LaHood was also in the forefront of efforts to make the floor of the House less partisan, and he sometimes ended up angering Republican leaders by refusing to follow the party line.

He and Democratic Rep. Rahm Emanuel -- another Illinoisan whom Obama has picked as his chief of staff -- often held dinners for small groups of lawmakers from both parties. LaHood explained earlier this year that the intimate dinners underscored something he believed in: That "to get things done on Capitol Hill, one must work in a bipartisan manner."

LaHood -- who serves on the House Appropriations Committee, the panel that oversees federal discretionary spending -- has a reputation for getting things done for his constituents.

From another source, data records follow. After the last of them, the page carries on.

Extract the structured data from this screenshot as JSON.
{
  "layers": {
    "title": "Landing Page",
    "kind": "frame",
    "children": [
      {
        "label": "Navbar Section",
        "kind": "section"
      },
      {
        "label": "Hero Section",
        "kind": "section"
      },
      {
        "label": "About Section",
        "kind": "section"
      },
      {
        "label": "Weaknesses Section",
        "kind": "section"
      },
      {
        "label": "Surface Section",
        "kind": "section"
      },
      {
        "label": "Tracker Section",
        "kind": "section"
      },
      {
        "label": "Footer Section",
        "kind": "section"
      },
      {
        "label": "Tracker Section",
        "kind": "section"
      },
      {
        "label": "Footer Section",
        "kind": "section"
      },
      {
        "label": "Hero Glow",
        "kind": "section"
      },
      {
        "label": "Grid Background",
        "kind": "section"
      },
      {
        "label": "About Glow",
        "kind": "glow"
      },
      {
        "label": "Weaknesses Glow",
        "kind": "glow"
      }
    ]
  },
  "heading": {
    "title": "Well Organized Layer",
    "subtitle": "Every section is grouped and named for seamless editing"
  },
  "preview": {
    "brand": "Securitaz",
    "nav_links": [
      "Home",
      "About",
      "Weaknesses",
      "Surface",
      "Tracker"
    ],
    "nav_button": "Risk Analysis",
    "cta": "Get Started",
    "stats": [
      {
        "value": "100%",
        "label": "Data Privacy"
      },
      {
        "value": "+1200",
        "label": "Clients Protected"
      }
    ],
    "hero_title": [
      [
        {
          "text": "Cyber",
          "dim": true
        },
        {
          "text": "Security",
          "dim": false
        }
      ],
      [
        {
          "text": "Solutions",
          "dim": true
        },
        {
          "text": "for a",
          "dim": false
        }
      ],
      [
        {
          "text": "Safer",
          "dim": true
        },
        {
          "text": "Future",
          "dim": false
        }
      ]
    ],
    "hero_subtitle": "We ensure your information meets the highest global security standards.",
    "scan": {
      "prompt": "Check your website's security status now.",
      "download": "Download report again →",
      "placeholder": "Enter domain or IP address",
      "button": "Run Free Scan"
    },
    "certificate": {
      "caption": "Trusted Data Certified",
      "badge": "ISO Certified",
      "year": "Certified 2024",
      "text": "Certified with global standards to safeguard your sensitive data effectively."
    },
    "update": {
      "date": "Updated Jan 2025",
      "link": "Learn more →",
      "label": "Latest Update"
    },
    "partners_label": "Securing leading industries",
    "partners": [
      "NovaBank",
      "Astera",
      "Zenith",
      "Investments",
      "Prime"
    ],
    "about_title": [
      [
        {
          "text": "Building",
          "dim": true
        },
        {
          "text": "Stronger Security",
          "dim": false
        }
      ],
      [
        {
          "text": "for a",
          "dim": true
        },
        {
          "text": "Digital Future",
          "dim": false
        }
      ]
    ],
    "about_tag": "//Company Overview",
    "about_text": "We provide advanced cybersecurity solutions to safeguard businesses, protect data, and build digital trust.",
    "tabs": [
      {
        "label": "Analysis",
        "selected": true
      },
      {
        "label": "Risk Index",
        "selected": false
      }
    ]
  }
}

He and Sen. Dick Durbin of Springfield, the second-ranking Democrat in the Senate, were considered Illinois leaders in distributing largesse.

"In my hometown alone, we had a $400 million renovation of I-74 through downtown Peoria that took four years," LaHood recalled earlier this year, citing how he could affect the lives of folks back home. "We had over 200 people working every day, four seasons of redoing, renovating I-74."

Durbin and LaHood often worked together to land earmarks for central Illinois, including in recent years when they got $40 million to help pay for a large share of Springfield's Abraham Lincoln Presidential Library and Museum.

More recently, together they got money for Caterpillar Inc., a Peoria-based manufacturing giant. LaHood secured $3.6 million last year to help Caterpillar determine the prospects of the Army developing a combat vehicle with a better diesel engine.